Massages can be designated as therapeutic health care in the same way chocolate and fashion magazines can be called groceries. They’re in the family budget and the costs are easy to hide. The other day as I was making an appointment for a mani-pedi, I recalled the days when I performed those tasks myself—for free. The results were generally reflective of my skill level at the time but at least they didn’t require the vast cash outlays I’m now forced to endure. I won’t even start on the price of quality fashion designed to camouflage our so-called figure flaws. Which brings me to the cost of Weight Watchers, gymn memberships, tennis lessons and yoga classes. Not to mention having to subscribe to every fashion and decorating magazine currently in publication to stay abreast of what’s in and what’s out. It’s a lot of time and a lot of money. The work never ends.

Will I ever not care?

I’ve often wondered if I’ll ever reach the point when I’m living in the “home” surrounded by the urns of ashes from all my dead dogs, that I won’t care what I look like. Imagine waking up in a comfy flannel teddy bear printed nightgown, brushing your inch-long “pixie” cut and putting on a fresh pink sweat suit over your soft cotton undershirt and grannie panties. Finish the ensemble with fuzzy warm socks inside Tender Tootsies and we’re set to go. Wouldn’t it be lovely if our daily makeup routine consisted of just a slash of clear lip balm to prevent scabs, a few drops of Systane to keep our dry old eyes from crusting over, and we’re ready to rock n’ roll. No more probing in a 10X magnifying mirror for stray chin hairs, new wrinkles, age spots or suspicious skin growths.

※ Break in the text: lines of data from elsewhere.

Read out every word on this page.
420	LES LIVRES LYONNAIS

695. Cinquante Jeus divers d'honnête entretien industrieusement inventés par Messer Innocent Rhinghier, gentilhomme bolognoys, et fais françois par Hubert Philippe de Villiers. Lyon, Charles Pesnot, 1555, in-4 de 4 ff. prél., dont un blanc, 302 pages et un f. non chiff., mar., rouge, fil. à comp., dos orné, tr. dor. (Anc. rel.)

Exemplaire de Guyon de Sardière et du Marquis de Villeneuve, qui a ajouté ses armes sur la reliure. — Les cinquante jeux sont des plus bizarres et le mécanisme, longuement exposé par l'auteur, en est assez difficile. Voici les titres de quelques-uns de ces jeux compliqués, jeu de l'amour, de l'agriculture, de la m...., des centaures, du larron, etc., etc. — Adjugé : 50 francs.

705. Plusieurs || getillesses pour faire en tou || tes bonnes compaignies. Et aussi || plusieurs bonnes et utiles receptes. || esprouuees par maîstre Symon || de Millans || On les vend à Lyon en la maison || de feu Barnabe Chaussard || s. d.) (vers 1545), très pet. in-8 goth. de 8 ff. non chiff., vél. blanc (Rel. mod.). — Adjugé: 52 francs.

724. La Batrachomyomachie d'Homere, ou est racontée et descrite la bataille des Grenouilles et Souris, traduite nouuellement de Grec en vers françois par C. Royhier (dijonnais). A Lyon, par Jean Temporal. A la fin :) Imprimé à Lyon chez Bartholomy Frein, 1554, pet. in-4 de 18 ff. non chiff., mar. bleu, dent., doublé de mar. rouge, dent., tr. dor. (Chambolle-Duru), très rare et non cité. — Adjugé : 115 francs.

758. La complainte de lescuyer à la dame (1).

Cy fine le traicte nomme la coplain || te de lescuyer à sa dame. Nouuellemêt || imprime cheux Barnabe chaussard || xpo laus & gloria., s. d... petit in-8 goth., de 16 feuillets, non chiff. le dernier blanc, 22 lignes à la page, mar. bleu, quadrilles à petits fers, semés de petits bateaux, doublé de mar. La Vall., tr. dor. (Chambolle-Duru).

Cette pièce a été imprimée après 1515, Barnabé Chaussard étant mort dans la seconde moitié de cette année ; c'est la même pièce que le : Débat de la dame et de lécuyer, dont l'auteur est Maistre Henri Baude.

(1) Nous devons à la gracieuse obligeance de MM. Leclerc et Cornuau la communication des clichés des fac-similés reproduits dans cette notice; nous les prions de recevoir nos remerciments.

The work to stay beautiful never ends.

My husband is either discreetly grateful or sadly indifferent to what it takes to keep me looking so fabulous when he takes me out on the town to McDonald’s or for special occasions like my birthday to Swiss Chalet. When I ask how I look, his answer is always, “fine”. Good enough seems to be good enough. And we haven’t even ventured into such premium procedures as Botox, fillers and cosmetic surgery yet. Keep those pension cheques coming—it isn’t getting any easier.

That’s why we trophy wives have our own Visa cards and bank accounts. This allows us to make discreet lump sum transfers from the joint account into our own account to skillfully bury the high cost of maintenance. Life’s just easier if he doesn’t know the details. Although, considering what it costs him to golf, by my calculations, I’m still a bargain. And with his handicap, he’ll have to be content with me being his only trophy. But, I’m worth it.